¡Alto al fuego! Volvamos a debatir...

* No sé si será porque estamos cerca de fin de año, o porque hace calor, pero últimamente todas las discusiones terminan en insultos en vez de intercambiar ideas y debatirlas.
*¿Vamos por mal camino? ¿O tal vez ya nos acostumbramos?

Las ideas no se matan, los hombres sí, ¿será por eso que es más fácil atacar al hombre que a sus ideas? Día a día me encuentro con gente que no está dispuesta a dar argumentos para defender lo que opina, pero que seguro tiene listos insultos o etiquetas para descalificar a cualquiera que oponga resistencia intelectual.

“Lo que más me molestó fue la agresión. Me dijo tarada”, explicaba la taxista mientras avanzaba por la avenida Pueyrredón camino al Abasto. La mujer se pasa ocho horas al día al volante de su taxi recorriendo las calles de Buenos Aires, y tiene que lidiar no sólo con el mal humor y el calor, sino con el prejuicio de ser una mujer taxista, y de que la manden "a lavar los platos" por cualquier cosa.

Pareciera que es más fácil llamar “tarada” a la gente que explicar el por qué resulta serlo. No sé si será por el calor, o porque estamos casi en fin de año, pero todas las discusiones parecen acalorarse y terminar en violentos calificativos para la persona que opine distinto.

Es como que estamos tan cansados “de todo”, que cortamos por lo fácil, que es insultar o denigrar al otro, antes que buscar una idea que supere o tire por el suelo la opinión “que no nos gustó”. Entonces, se pierde el valor de una discusión, más que nada porque ya no se intercambian ideas, sino insultos.

Algo que noto que pasa, y que es más peligroso, es que algunas personas ya no quieren hacer el esfuerzo mental de pensar en una contestación más elevada que algo como “qué vas a saber vos, si sos un mono”.
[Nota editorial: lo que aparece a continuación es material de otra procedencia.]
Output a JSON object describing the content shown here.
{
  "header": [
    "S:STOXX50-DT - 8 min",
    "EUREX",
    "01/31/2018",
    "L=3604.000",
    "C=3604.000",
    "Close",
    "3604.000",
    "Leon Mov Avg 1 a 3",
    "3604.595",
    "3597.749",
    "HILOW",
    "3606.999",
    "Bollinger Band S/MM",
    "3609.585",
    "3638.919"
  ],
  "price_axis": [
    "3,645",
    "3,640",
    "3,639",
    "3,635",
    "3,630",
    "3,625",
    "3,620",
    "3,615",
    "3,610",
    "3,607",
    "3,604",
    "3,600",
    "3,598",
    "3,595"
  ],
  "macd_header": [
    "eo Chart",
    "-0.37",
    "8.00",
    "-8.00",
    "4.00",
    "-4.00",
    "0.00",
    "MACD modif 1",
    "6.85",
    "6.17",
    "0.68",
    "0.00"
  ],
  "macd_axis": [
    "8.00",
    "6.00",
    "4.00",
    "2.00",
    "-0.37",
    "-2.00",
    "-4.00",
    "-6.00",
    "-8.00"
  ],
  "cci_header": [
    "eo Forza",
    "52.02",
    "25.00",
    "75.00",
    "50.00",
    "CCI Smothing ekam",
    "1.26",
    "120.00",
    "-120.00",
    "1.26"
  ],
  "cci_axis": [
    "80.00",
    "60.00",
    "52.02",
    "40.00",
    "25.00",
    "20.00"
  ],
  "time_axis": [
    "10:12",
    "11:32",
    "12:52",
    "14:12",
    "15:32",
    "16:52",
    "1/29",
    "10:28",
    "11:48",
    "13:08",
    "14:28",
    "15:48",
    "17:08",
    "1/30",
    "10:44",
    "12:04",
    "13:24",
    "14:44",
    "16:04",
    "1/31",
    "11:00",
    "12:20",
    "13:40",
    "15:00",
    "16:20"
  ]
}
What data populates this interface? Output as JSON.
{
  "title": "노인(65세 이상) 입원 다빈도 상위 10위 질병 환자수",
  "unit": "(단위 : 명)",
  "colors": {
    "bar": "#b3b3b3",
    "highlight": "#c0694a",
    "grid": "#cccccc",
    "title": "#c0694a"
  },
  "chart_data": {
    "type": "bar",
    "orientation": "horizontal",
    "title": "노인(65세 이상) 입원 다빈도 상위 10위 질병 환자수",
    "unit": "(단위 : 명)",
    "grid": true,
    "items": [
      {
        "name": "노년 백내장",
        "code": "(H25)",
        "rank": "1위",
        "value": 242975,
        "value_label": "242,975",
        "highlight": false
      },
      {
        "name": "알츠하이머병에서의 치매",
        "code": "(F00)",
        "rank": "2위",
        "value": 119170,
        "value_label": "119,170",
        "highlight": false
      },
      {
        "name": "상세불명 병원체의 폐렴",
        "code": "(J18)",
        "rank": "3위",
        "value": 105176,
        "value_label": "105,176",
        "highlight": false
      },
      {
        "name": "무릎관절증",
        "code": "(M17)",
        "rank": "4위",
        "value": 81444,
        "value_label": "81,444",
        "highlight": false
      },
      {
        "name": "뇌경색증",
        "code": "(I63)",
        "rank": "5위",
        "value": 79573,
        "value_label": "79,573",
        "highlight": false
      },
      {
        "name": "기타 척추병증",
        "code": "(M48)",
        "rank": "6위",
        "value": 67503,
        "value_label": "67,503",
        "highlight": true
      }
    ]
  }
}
Es como si todo el día se ejercitara el Argumentum ad Hominem, o sea, el “argumento contra el hombre”, que es el recurso de oratoria que consiste en atacar verbalmente a la persona en cuanto a sus ideas en vez de contraponer un argumento a otro.

Yo me pregunto, ¿se perdió la sana costumbre de debatir? ¿Qué valor tiene una discusión donde se intercambian insultos en vez de ideas? ¿Por qué todo debate acaba en un ataque al hombre y no a la idea?